Because the mechanism is not linguistic. It is tribal.
When a strategist in EC2 says she needs to "leverage synergies across stakeholder touchpoints to drive meaningful engagement", she is not communicating. She is signalling. The sentence contains almost no information. It does contain a very clear message: I belong to this. I know the code. I have sat in enough of these rooms to speak the way these rooms require speaking.
The English language has always absorbed. That is its genius and its promiscuity. It took French after the Conquest, Latin from the Church, Arabic through trade, Hindi from the Raj. Every absorption added something: precision, texture, range. What is happening now is different. "Leverage" already existed. "Bandwidth" already existed. "Circle back" is not filling a gap; it is replacing a perfectly functional phrase with a degraded American corporate version of itself, then mispronouncing it slightly.
I have sat in boardrooms in the City where a partner, educated at Oxford, speaking to colleagues educated at Cambridge, produced forty minutes of presentation in a language that would have baffled his own grandfather. Not because the ideas were complex. The ideas were straightforward. The language was the performance.
And that is where it gets interesting.
The performance works only inside the room. Step outside, ask a black cab driver, a market trader in Bermondsey, a builder in Hackney and the mask slips immediately. The language that signals sophistication in a glass tower on the Thames signals something else entirely to anyone who grew up speaking actual English in this city. Cockney survived centuries of class pressure, of BBC English, of received pronunciation as social enforcement. It is not going to be impressed by "deliverables".

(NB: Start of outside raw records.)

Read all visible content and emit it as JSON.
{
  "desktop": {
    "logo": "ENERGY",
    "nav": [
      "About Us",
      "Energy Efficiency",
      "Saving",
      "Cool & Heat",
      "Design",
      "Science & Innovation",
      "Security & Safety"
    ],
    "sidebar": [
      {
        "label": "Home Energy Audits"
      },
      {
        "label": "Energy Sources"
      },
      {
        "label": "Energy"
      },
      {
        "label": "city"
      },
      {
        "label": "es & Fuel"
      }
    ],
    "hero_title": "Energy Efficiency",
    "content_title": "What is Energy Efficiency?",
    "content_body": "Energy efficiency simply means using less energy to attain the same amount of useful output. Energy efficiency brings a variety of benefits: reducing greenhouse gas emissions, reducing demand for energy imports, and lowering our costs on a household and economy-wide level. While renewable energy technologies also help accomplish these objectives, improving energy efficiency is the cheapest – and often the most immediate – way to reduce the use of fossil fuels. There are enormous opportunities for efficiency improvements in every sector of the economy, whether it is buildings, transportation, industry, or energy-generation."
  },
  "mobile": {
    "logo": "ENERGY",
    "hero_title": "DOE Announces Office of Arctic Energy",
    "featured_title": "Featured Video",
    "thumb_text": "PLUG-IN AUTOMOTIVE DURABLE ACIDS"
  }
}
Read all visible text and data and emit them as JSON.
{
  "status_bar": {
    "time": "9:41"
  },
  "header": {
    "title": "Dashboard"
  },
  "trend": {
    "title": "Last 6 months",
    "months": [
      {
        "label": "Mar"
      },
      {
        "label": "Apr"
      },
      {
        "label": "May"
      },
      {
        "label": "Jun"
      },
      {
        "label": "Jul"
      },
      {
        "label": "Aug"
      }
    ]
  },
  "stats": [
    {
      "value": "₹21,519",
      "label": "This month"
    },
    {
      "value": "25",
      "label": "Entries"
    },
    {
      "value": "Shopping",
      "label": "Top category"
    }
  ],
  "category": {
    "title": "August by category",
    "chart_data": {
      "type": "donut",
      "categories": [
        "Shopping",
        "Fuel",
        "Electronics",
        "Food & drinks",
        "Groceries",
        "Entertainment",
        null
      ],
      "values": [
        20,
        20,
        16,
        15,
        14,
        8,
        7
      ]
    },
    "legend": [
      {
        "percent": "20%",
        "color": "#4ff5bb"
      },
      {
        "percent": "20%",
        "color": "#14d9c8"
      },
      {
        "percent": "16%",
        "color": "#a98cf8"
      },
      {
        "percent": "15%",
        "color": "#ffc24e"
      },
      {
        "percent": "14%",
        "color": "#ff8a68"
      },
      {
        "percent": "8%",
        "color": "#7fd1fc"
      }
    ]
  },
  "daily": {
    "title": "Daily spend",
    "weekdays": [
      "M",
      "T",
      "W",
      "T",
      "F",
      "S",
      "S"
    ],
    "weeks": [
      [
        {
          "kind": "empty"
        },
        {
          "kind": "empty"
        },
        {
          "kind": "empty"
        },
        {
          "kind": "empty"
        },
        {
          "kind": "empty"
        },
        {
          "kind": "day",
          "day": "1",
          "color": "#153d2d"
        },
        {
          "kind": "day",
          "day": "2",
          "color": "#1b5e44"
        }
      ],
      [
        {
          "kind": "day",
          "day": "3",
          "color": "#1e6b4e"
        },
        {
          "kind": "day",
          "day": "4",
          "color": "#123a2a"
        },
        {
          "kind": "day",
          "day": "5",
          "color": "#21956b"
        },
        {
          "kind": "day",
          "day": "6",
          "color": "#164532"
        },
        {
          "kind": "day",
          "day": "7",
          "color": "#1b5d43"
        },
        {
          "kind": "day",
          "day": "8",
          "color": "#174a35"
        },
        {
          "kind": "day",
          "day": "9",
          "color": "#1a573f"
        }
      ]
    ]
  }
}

London's genius was always its layering: the RP of the establishment sitting alongside the East End's invention, neither quite defeating the other, both producing something richer than either alone. What the corporate dialect offers instead is flatness. A lingua franca with no origin, no texture, no irony. English without the English.
The city deserves better. It has the vocabulary. It has the range. It has centuries of accumulated linguistic intelligence sitting in its streets, its pubs, its literature, its music.
It is choosing, instead, to circle back offline and take this one to the next level.